Published: October 18, 2012

By Susan DeFreitas

image via Inhabitat / Cocoon

Dream of a stay in one of those Free Spirit Tree Spheres in the treetops of Vancouver, B.C., but lacking in time to travel? Consider the Cocoon Tree, a lightweight, waterproof treehouse pod you can install yourself in your own backyard (which comes to us via Inhabitat). Designed by Berni Du Payrat of France, these appealing structures offer homeowners the chance to “sleep in the trees (dormir dans les arbres).”
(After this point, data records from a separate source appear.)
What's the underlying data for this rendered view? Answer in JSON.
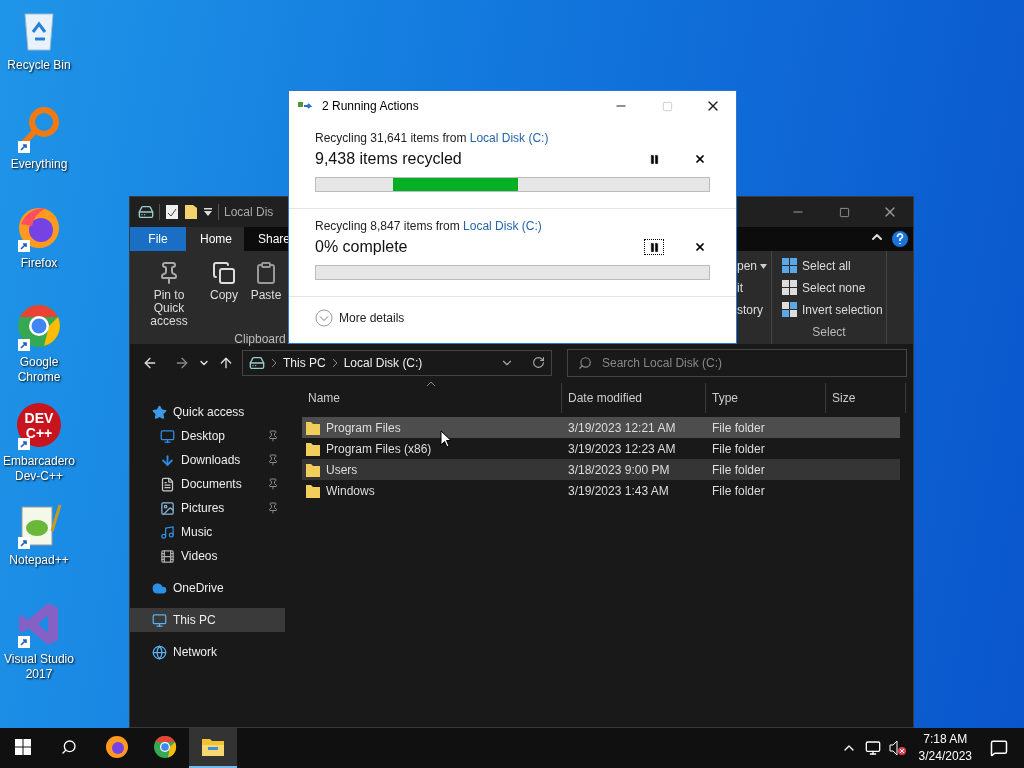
{
  "desktop_icons": [
    {
      "label": "Recycle Bin",
      "kind": "recycle",
      "shortcut": false
    },
    {
      "label": "Everything",
      "kind": "magnifier",
      "shortcut": true
    },
    {
      "label": "Firefox",
      "kind": "firefox",
      "shortcut": true
    },
    {
      "label": "Google Chrome",
      "kind": "chrome",
      "shortcut": true
    },
    {
      "label": "Embarcadero Dev-C++",
      "kind": "devcpp",
      "shortcut": true,
      "logo_text": [
        "DEV",
        "C++"
      ]
    },
    {
      "label": "Notepad++",
      "kind": "notepad",
      "shortcut": true
    },
    {
      "label": "Visual Studio 2017",
      "kind": "vs",
      "shortcut": true
    }
  ],
  "explorer": {
    "title": "Local Dis",
    "tabs": [
      {
        "label": "File",
        "kind": "file",
        "selected": false
      },
      {
        "label": "Home",
        "kind": "tab",
        "selected": true
      },
      {
        "label": "Share",
        "kind": "tab",
        "selected": false
      }
    ],
    "clipboard": {
      "label": "Clipboard",
      "buttons": [
        {
          "label": "Pin to Quick access",
          "kind": "pin"
        },
        {
          "label": "Copy",
          "kind": "copy"
        },
        {
          "label": "Paste",
          "kind": "paste"
        }
      ]
    },
    "open_group": [
      {
        "label": "pen",
        "caret": true
      },
      {
        "label": "it",
        "caret": false
      },
      {
        "label": "story",
        "caret": false
      }
    ],
    "select": {
      "label": "Select",
      "items": [
        {
          "label": "Select all",
          "kind": "all"
        },
        {
          "label": "Select none",
          "kind": "none"
        },
        {
          "label": "Invert selection",
          "kind": "invert"
        }
      ]
    },
    "address": {
      "crumbs": [
        "This PC",
        "Local Disk (C:)"
      ]
    },
    "search": {
      "placeholder": "Search Local Disk (C:)"
    },
    "navigation": [
      {
        "label": "Quick access",
        "kind": "star",
        "selected": false,
        "children": [
          {
            "label": "Desktop",
            "kind": "desktop",
            "pinned": true,
            "selected": false
          },
          {
            "label": "Downloads",
            "kind": "download",
            "pinned": true,
            "selected": false
          },
          {
            "label": "Documents",
            "kind": "document",
            "pinned": true,
            "selected": false
          },
          {
            "label": "Pictures",
            "kind": "picture",
            "pinned": true,
            "selected": false
          },
          {
            "label": "Music",
            "kind": "music",
            "pinned": false,
            "selected": false
          },
          {
            "label": "Videos",
            "kind": "video",
            "pinned": false,
            "selected": false
          }
        ]
      },
      {
        "label": "OneDrive",
        "kind": "cloud",
        "selected": false
      },
      {
        "label": "This PC",
        "kind": "pc",
        "selected": true
      },
      {
        "label": "Network",
        "kind": "network",
        "selected": false
      }
    ],
    "columns": [
      "Name",
      "Date modified",
      "Type",
      "Size"
    ],
    "rows": [
      {
        "name": "Program Files",
        "date": "3/19/2023 12:21 AM",
        "type": "File folder",
        "selected": true,
        "hovered": true
      },
      {
        "name": "Program Files (x86)",
        "date": "3/19/2023 12:23 AM",
        "type": "File folder",
        "selected": false,
        "hovered": false
      },
      {
        "name": "Users",
        "date": "3/18/2023 9:00 PM",
        "type": "File folder",
        "selected": true,
        "hovered": false
      },
      {
        "name": "Windows",
        "date": "3/19/2023 1:43 AM",
        "type": "File folder",
        "selected": false,
        "hovered": false
      }
    ]
  },
  "dialog": {
    "title": "2 Running Actions",
    "operations": [
      {
        "text": "Recycling 31,641 items from ",
        "link": "Local Disk (C:)",
        "status": "9,438 items recycled",
        "level": 0.32,
        "focused": false
      },
      {
        "text": "Recycling 8,847 items from ",
        "link": "Local Disk (C:)",
        "status": "0% complete",
        "focused": true
      }
    ],
    "more_details": "More details"
  },
  "taskbar": {
    "apps": [
      {
        "kind": "firefox",
        "active": false
      },
      {
        "kind": "chrome",
        "active": false
      },
      {
        "kind": "explorer",
        "active": true
      }
    ],
    "time": "7:18 AM",
    "date": "3/24/2023"
  }
}
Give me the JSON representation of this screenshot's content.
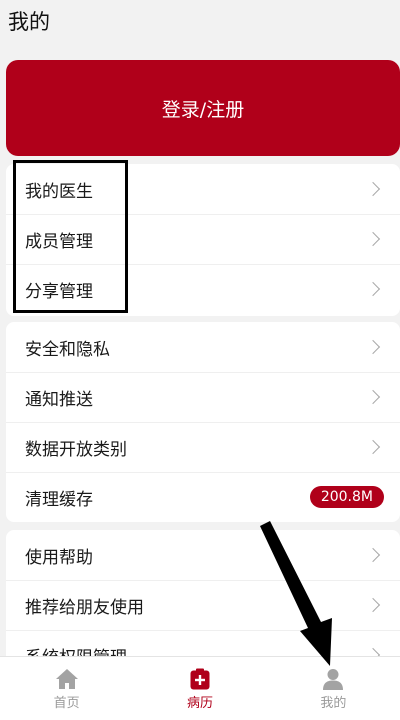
{
  "header": {
    "title": "我的"
  },
  "login": {
    "label": "登录/注册"
  },
  "groups": [
    {
      "items": [
        {
          "label": "我的医生"
        },
        {
          "label": "成员管理"
        },
        {
          "label": "分享管理"
        }
      ]
    },
    {
      "items": [
        {
          "label": "安全和隐私"
        },
        {
          "label": "通知推送"
        },
        {
          "label": "数据开放类别"
        },
        {
          "label": "清理缓存",
          "badge": "200.8M"
        }
      ]
    },
    {
      "items": [
        {
          "label": "使用帮助"
        },
        {
          "label": "推荐给朋友使用"
        },
        {
          "label": "系统权限管理"
        }
      ]
    }
  ],
  "nav": [
    {
      "label": "首页",
      "icon": "home-icon"
    },
    {
      "label": "病历",
      "icon": "medical-record-icon",
      "active": true
    },
    {
      "label": "我的",
      "icon": "person-icon"
    }
  ],
  "colors": {
    "accent": "#b0001a",
    "background": "#f2f2f2",
    "inactive": "#9a9a9a"
  }
}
Basically, a Cocoon Tree pod is a spherical aluminum structure wrapped in a waterproof outer skin that weighs, all told, around 130 pounds. That lightweight profile makes it easy to rig up yourself, via a system of ropes and nets, in around two hours — or, if you prefer, you can have the installation performed by an experienced team of arborists/climbers working under the direction of Coccoon Tree. A total of 12 locking points secure both the suspension of the structure and its lateral stability, ensuring you that won’t get seasick while spending some quality time with your trees.
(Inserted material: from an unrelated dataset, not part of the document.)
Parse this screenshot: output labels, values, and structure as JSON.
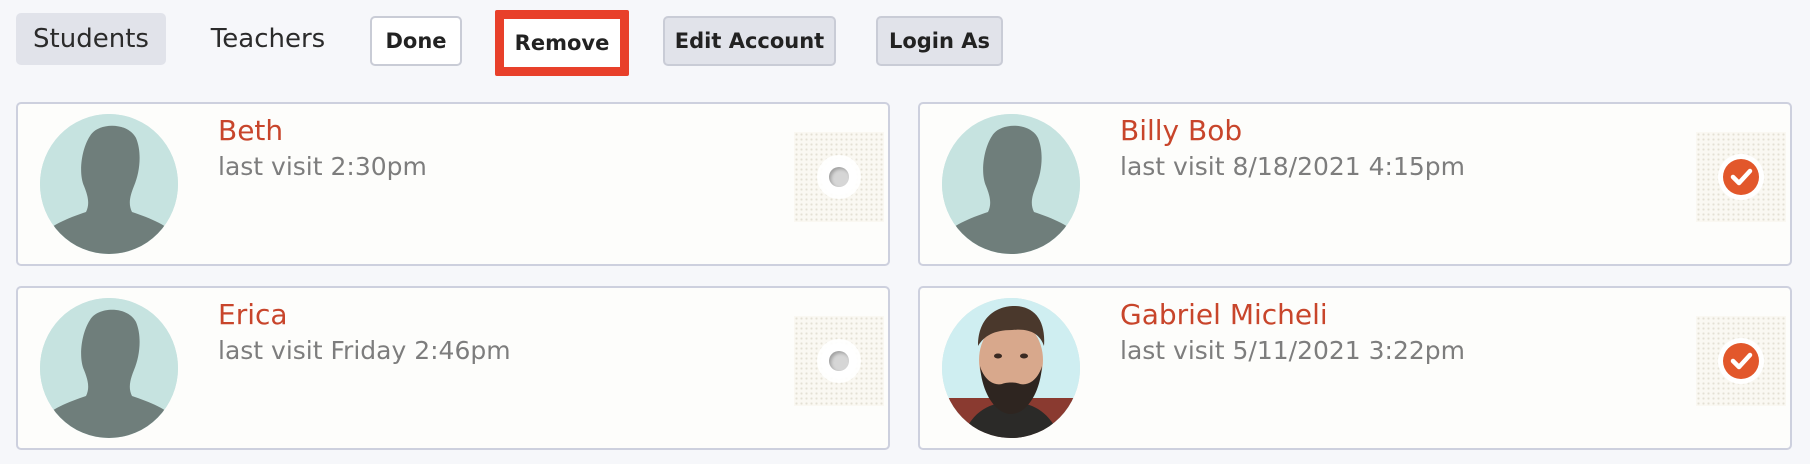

Choose to include a large mattress and a custom made duvet in your Cocoon Tree purchase, and you’ll be able to accommodate two people, or even a couple with two small children. You can even go so far as to include a bathroom on the ground below your tree pod, complete with a dry toilet. Climate control is handled by the pod’s waterproof outer skin, as well as a fan for air-conditioning. Mosquito screens pull down over the openings — so if you’ve got some adventurous summertime house guests, this might be the ideal guest house.

What we’ve described here is just one model of the Coccoon pod family: the Cocoon Tree is a treehouse, Cocoon Beach is a model for beachgoers and Cocoon Jungle, which is coated with a synthetic fiber that looks like bamboo, is more sturdy, offering full protection from the elements. All three models can be placed on the ground with adaptable feet, attached to a floating ring on a lake, suspended in a tree or floated on a platform.